The Adak at Islain Alaska, USAis a volcanic formation that was the home of the Unangan people and that sheltered from the myth of a great treasure of gold coins buried by piratesup to a base of USA during the Second World War which left the ground littered with hidden bombs.
This area attracted the attention of treasure hunters over the years and Netflix dedicated a documentary series to them, The gold of Adak Island.
The place is located in one of the most inhospitable regions of the planet. It is halfway between Seattle and Tokyo, and was developed as US Army strategic base after Japanese bombing of Dutch Harborin 1942, and the occupation of the Attu and Kiska islands.
The complex later became a naval air and submarine surveillance station of the Cold War, to monitor from there what was happening in the Soviet Union. Even at the time Adak was one of the largest cities in Alaska.
Some 6,000 servicemen and their families lived there in colored duplexes with schools, restaurants, a hospital, a ski center, a cinema and even a McDonald’s.
However, the island was abandoned and ended up practically in ruins.. And with a large part of its territory plagued by bombs and ammunition hidden a few meters deep. Despite everything, pirate gold continued to motivate the expeditionaries of the 21st century.
The Adak Island Treasure: Myth, Fact, or Netflix Hoax?
Legend has it that in 1892, a pirate named Gregory Dwargstof hid on the island $365 million worth of gold coins in 150 cans of food and milk. He was on the run and found this secluded territory as the best place to hide the treasure from him. But he died before she could go back to look for him.
Dwargstof would have been born in Russia, the exact date is unknown. According to the Netflix series, he was a captain who buried something priceless, although rumors have always circulated about lost treasures in Alaska. Above all, gold.
When on the island, during the Second World Warthe United States began to build a military base a group of soldiers, while they dug trenches, they found some old cans full of gold coins.
This is the closest starting point in time that serves as an incentive for the docuseries Adak Island Pirate Gold who follows the expedition team in search of hidden treasure.
The current seekers are Burke Mitchell, Jay Toomoth, Brian Weed, and the island’s mayor, Thom Spitler. They want to find the gold coins to alleviate the island’s squalid economy. And to get the best pay of their lives.
The background of a treasure hunter who died on Adak Island
In 2008 US Army veteran Samuel Dee Arrington returned to the military base to live there, but disappeared without trace.
The newsletter of National Missing Persons Directory of the United States notes that he was last seen “in the Adak community” on July 15, 2008, just five days after arriving on the island.
Arrington, according to various testimonies from locals, was “in town buying camping gear and supplies and was last seen at the trailhead to Betty Lake”.
When the search was activated, they found “an expedition staging area” on the north side of the lake, with a camp to the south. “Both belonged to Arrington and appeared to be abandoned.”, specifies the missing persons bulletin.
Until the summer of 2014, there was no other clue as to where Arrington he could not find out what had happened to him either.
At that time, two employees of the US Fish and Wildlife Service, who were studying the behavior of local birds, They found the man’s remains in a ravine on June 18, 2014.
“We did not have the resources for the recovery of the body,” explained the current mayor of Adak, Thom Spitler, in the Netflix series. “For its extraction, there were only three boys. Me and two others… who knew this part of the island, one of the harshest”.
Spliter continued: “We didn’t know what to expect, really. The guy had been there six years, we thought there would only be a skeleton, but because he was wearing chest-high neoprene boots, there was still enough of his body preserved and it made him pretty heavy.”
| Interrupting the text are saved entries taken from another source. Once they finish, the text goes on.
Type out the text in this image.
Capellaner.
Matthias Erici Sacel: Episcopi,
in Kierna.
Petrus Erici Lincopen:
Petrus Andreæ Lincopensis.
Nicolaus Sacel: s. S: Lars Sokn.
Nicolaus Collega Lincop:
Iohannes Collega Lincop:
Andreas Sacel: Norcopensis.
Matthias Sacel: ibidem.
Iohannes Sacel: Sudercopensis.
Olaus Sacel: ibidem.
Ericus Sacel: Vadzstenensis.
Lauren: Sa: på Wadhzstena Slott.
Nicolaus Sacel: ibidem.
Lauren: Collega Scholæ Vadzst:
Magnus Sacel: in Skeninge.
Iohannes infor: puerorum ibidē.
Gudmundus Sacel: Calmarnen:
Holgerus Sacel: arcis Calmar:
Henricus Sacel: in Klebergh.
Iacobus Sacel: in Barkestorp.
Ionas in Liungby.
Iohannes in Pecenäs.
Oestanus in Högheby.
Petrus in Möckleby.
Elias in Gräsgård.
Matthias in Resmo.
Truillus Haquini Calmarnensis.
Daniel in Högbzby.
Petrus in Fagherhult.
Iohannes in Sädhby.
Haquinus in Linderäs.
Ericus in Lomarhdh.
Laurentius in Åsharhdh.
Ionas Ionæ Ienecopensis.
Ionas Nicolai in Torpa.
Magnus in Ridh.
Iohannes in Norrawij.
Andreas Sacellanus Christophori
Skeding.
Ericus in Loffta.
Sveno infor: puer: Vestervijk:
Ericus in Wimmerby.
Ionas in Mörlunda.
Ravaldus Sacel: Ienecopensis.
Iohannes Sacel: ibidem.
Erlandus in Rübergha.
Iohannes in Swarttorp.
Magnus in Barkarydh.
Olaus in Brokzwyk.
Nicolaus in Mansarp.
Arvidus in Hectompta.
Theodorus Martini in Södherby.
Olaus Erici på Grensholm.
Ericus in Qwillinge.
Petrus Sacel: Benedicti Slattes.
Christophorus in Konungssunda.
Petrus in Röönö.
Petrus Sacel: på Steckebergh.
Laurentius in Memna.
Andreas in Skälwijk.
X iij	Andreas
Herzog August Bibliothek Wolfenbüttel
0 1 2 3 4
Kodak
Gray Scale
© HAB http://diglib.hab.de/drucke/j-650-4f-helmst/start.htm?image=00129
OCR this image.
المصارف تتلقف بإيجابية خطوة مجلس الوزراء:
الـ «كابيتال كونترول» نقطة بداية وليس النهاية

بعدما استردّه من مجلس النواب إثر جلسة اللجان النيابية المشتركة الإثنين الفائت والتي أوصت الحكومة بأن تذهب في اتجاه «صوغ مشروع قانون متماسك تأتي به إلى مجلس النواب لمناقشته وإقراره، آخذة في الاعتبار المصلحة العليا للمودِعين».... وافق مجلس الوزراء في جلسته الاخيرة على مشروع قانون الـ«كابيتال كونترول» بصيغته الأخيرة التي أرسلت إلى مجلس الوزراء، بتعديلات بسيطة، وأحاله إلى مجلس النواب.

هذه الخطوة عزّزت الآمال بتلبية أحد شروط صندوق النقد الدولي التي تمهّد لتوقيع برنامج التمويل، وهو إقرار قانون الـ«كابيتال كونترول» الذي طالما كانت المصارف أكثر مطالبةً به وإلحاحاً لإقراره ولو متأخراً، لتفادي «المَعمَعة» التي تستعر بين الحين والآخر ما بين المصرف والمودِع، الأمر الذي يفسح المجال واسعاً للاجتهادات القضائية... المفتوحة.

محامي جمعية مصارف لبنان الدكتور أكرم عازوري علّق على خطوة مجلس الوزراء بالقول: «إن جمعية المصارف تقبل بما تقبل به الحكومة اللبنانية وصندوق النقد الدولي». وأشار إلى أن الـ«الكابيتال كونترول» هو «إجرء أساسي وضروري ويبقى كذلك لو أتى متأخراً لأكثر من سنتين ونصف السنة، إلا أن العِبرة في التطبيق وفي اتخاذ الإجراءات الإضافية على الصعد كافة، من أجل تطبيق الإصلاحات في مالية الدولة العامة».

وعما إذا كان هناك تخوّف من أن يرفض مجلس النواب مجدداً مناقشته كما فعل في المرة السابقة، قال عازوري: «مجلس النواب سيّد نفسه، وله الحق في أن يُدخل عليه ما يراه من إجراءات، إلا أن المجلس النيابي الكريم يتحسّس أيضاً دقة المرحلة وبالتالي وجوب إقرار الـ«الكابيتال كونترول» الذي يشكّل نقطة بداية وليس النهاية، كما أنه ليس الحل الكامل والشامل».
At that moment, unable to transport the entire body, the three rescuers made a drastic decision: “We cut it into three parts to be able to take it to the top of the ravine… It was very difficult”.
The end of Adak Island in Alaska
Important earthquakes occurred on the island in 1957, 1964 and 1977. Something that made the tranquility of the inhabitants unstable.
The army gave up everything in the late 1990s, officially on March 31, 1997, leaving about $3 billion in military assets.
The people who stayed in the island hoped that its deep-water port would attract cruise ships or that its barracks would become a prison. Neither of those things happened.
Although the 2010 census recorded a population of 326, only about 80 full-time residents remain.who live among the ruins of a more prosperous age.
Today it is practically a ghost town and in ruins. The few locals still plan pirate treasure huntsalthough for this they must deactivate the hundreds of bombs that are hidden underground.